Meditation is engaging in a natural process within our organic physical and energetic system. It brings connection with and balance to our patterns and cycles because it creates inner space and stillness. When we dwell in this state regularly, our systems naturally reach for harmony. Meditation connects us to our vibratory energetic self and it is here that we sense broader fields of energy and information.
Forcing our way through meditation and sitting on the hunt for the elusive inner peace is a bit like playing a basketball game with all our attention on the scoreboard; it yields nothing as we miss the game.
However, when we turn our attention to the love of the game, the movement and energy, the scoreboard looks after itself.
But the deeper game of meditation is the understanding that arises of ourselves and also the ability to choose new directions and perspectives of self and life. Regular practice creates a mindful default state, a shift from reactive to responsive engagement with life. When that pause-point between the external trigger or situation and the internal reaction establishes, we respond with discernment and most importantly, choice. We have the inner space to start to recognise patterned behaviours and the underlying beliefs or perspectives that are holding these patterns in place.
Once we can see the repeated experiences and reactions and we have the inner space to respond, we can lay down our weapons of reactive attack and blame and ask ourselves authentically: What is it that I am holding that’s making me react this way?

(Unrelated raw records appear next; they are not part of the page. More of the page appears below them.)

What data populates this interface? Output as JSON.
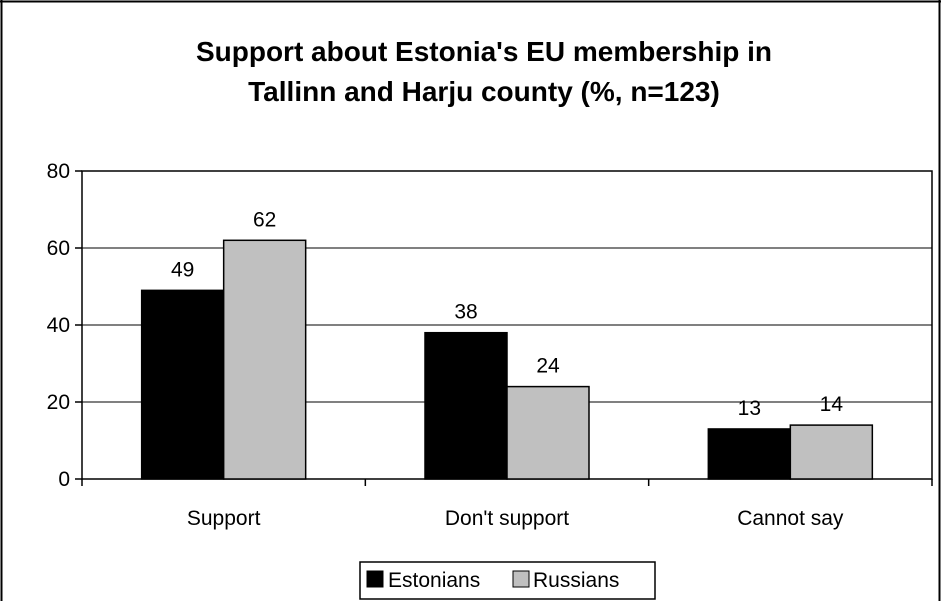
{
  "colors": {
    "estonians": "#000000",
    "russians": "#c0c0c0",
    "grid": "#000000",
    "frame": "#000000"
  },
  "chart_data": {
    "type": "bar",
    "title": "Support about Estonia's EU membership in Tallinn and Harju county (%, n=123)",
    "title_lines": [
      "Support about Estonia's EU membership in",
      "Tallinn and Harju county (%, n=123)"
    ],
    "categories": [
      "Support",
      "Don't support",
      "Cannot say"
    ],
    "series": [
      {
        "name": "Estonians",
        "values": [
          49,
          38,
          13
        ]
      },
      {
        "name": "Russians",
        "values": [
          62,
          24,
          14
        ]
      }
    ],
    "ylim": [
      0,
      80
    ],
    "yticks": [
      0,
      20,
      40,
      60,
      80
    ],
    "grid": true,
    "legend": "bottom",
    "data_labels": true
  }
}
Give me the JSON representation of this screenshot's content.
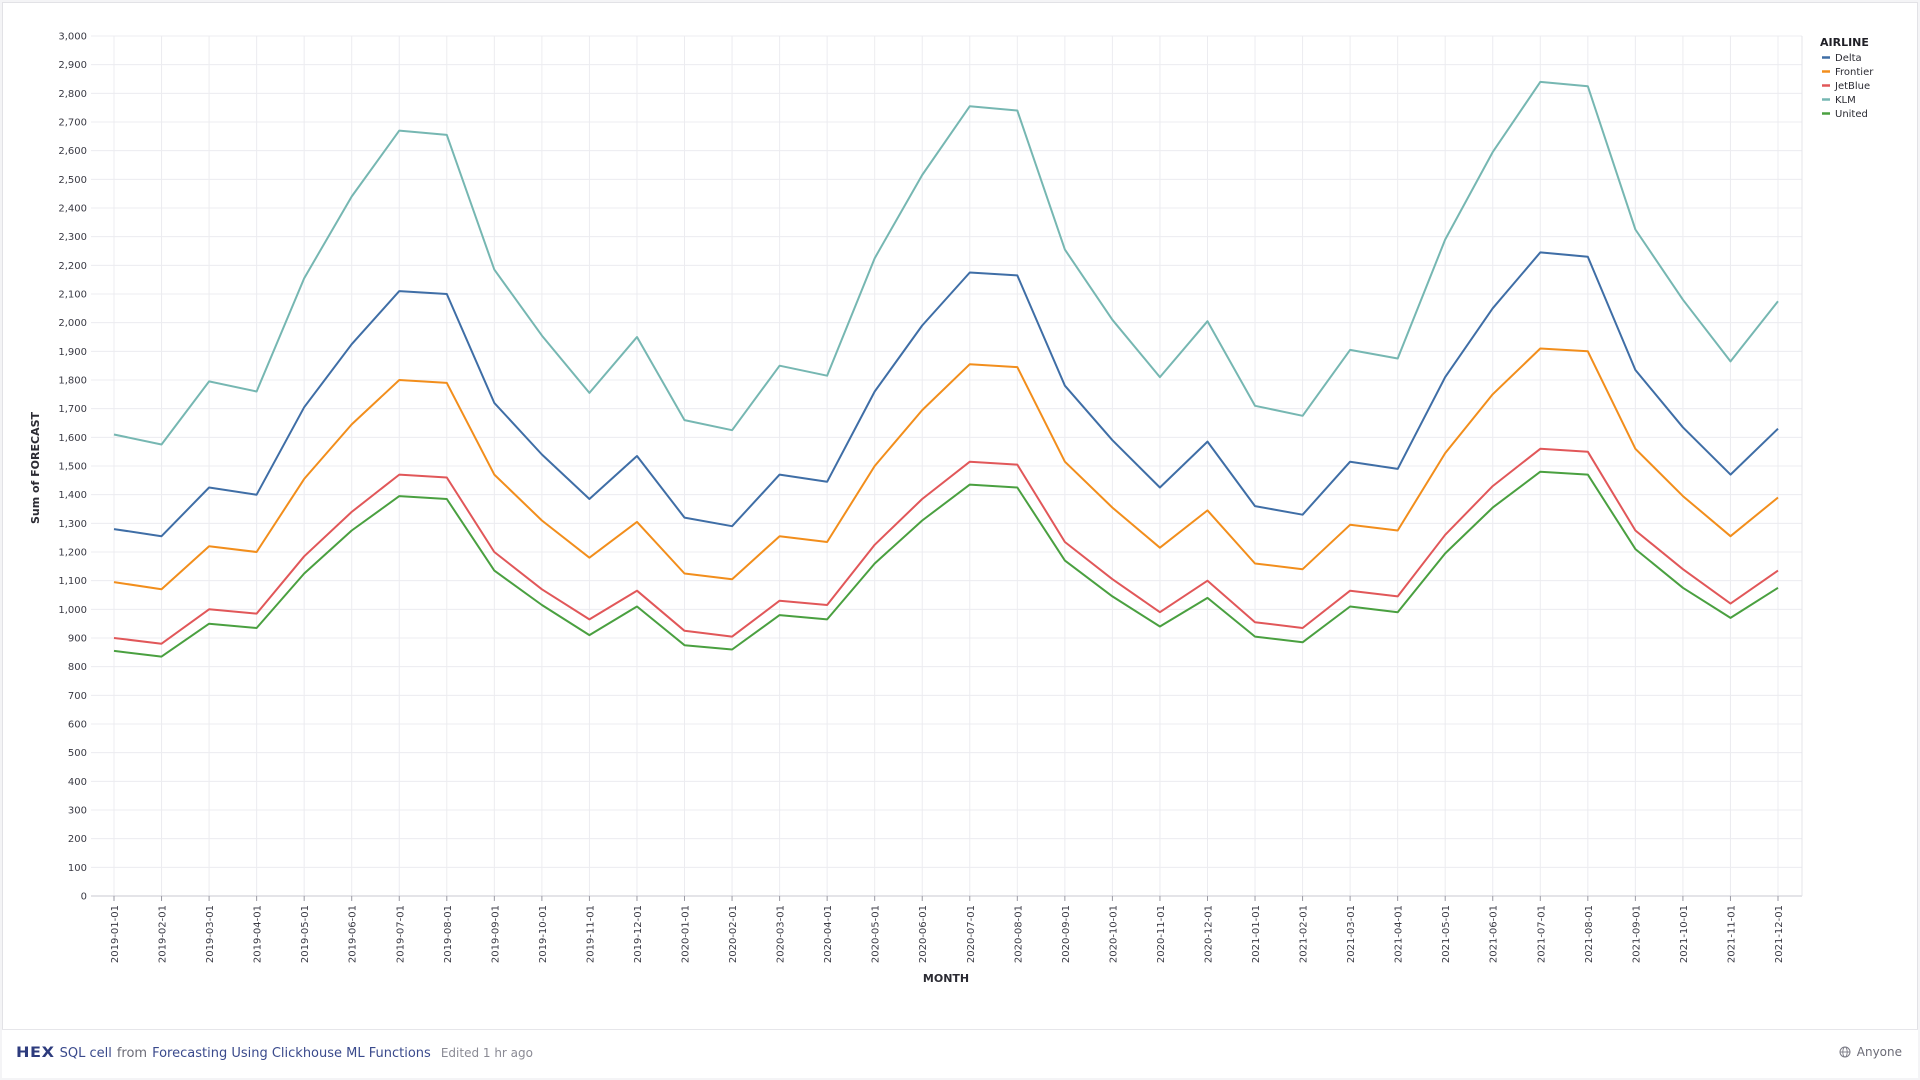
{
  "chart_data": {
    "type": "line",
    "xlabel": "MONTH",
    "ylabel": "Sum of FORECAST",
    "ylim": [
      0,
      3000
    ],
    "ytick_step": 100,
    "grid": true,
    "legend": {
      "title": "AIRLINE",
      "placement": "top-right"
    },
    "categories": [
      "2019-01-01",
      "2019-02-01",
      "2019-03-01",
      "2019-04-01",
      "2019-05-01",
      "2019-06-01",
      "2019-07-01",
      "2019-08-01",
      "2019-09-01",
      "2019-10-01",
      "2019-11-01",
      "2019-12-01",
      "2020-01-01",
      "2020-02-01",
      "2020-03-01",
      "2020-04-01",
      "2020-05-01",
      "2020-06-01",
      "2020-07-01",
      "2020-08-01",
      "2020-09-01",
      "2020-10-01",
      "2020-11-01",
      "2020-12-01",
      "2021-01-01",
      "2021-02-01",
      "2021-03-01",
      "2021-04-01",
      "2021-05-01",
      "2021-06-01",
      "2021-07-01",
      "2021-08-01",
      "2021-09-01",
      "2021-10-01",
      "2021-11-01",
      "2021-12-01"
    ],
    "series": [
      {
        "name": "Delta",
        "color": "#3f6ea6",
        "values": [
          1280,
          1255,
          1425,
          1400,
          1705,
          1925,
          2110,
          2100,
          1720,
          1540,
          1385,
          1535,
          1320,
          1290,
          1470,
          1445,
          1760,
          1990,
          2175,
          2165,
          1780,
          1590,
          1425,
          1585,
          1360,
          1330,
          1515,
          1490,
          1810,
          2050,
          2245,
          2230,
          1835,
          1635,
          1470,
          1630
        ]
      },
      {
        "name": "Frontier",
        "color": "#f28e1c",
        "values": [
          1095,
          1070,
          1220,
          1200,
          1455,
          1645,
          1800,
          1790,
          1470,
          1310,
          1180,
          1305,
          1125,
          1105,
          1255,
          1235,
          1500,
          1695,
          1855,
          1845,
          1515,
          1355,
          1215,
          1345,
          1160,
          1140,
          1295,
          1275,
          1545,
          1750,
          1910,
          1900,
          1560,
          1395,
          1255,
          1390
        ]
      },
      {
        "name": "JetBlue",
        "color": "#e15759",
        "values": [
          900,
          880,
          1000,
          985,
          1185,
          1340,
          1470,
          1460,
          1200,
          1070,
          965,
          1065,
          925,
          905,
          1030,
          1015,
          1225,
          1385,
          1515,
          1505,
          1235,
          1105,
          990,
          1100,
          955,
          935,
          1065,
          1045,
          1260,
          1430,
          1560,
          1550,
          1275,
          1140,
          1020,
          1135
        ]
      },
      {
        "name": "KLM",
        "color": "#76b7b2",
        "values": [
          1610,
          1575,
          1795,
          1760,
          2155,
          2440,
          2670,
          2655,
          2185,
          1955,
          1755,
          1950,
          1660,
          1625,
          1850,
          1815,
          2225,
          2515,
          2755,
          2740,
          2255,
          2010,
          1810,
          2005,
          1710,
          1675,
          1905,
          1875,
          2290,
          2595,
          2840,
          2825,
          2325,
          2080,
          1865,
          2075
        ]
      },
      {
        "name": "United",
        "color": "#4aa040",
        "values": [
          855,
          835,
          950,
          935,
          1125,
          1275,
          1395,
          1385,
          1135,
          1015,
          910,
          1010,
          875,
          860,
          980,
          965,
          1160,
          1310,
          1435,
          1425,
          1170,
          1045,
          940,
          1040,
          905,
          885,
          1010,
          990,
          1195,
          1355,
          1480,
          1470,
          1210,
          1075,
          970,
          1075
        ]
      }
    ]
  },
  "footer": {
    "logo": "HEX",
    "cell_type": "SQL cell",
    "from_text": "from",
    "project_name": "Forecasting Using Clickhouse ML Functions",
    "edited": "Edited 1 hr ago",
    "sharing": "Anyone"
  }
}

Do I continue to hold this, or do I choose a different perspective? It always comes down to a choice. This is the ultimate blessing of our free will.
Meditation and inner practices like energetic healing are ways to navigate our inner terrain and to come to know and love that landscape. They enable us to work with our innate spiritual design. They are not the end game and they are not magic pills. They are keys to acknowledging that we are far more than what our modern world dictates and when we come into this realisation, we enter into the beauty and mystery of Self and Spirit, and it is then that we heal.
One of my favourite writers about this very thing is Bob Sharpels. In his book Meditation: Calming the Mind, he writes, in a nutshell:
"Don’t meditate to fix yourself, to heal yourself, to improve yourself, to redeem yourself; rather, do it as an act of love, of deep warm friendship to yourself. In this way there is no longer any need for the subtle aggression of self-improvement, for the endless guilt of not doing enough. It offers the possibility of an end to the ceaseless round of trying so hard that wraps so many people’s lives in a knot. Instead there is now meditation as an act of love."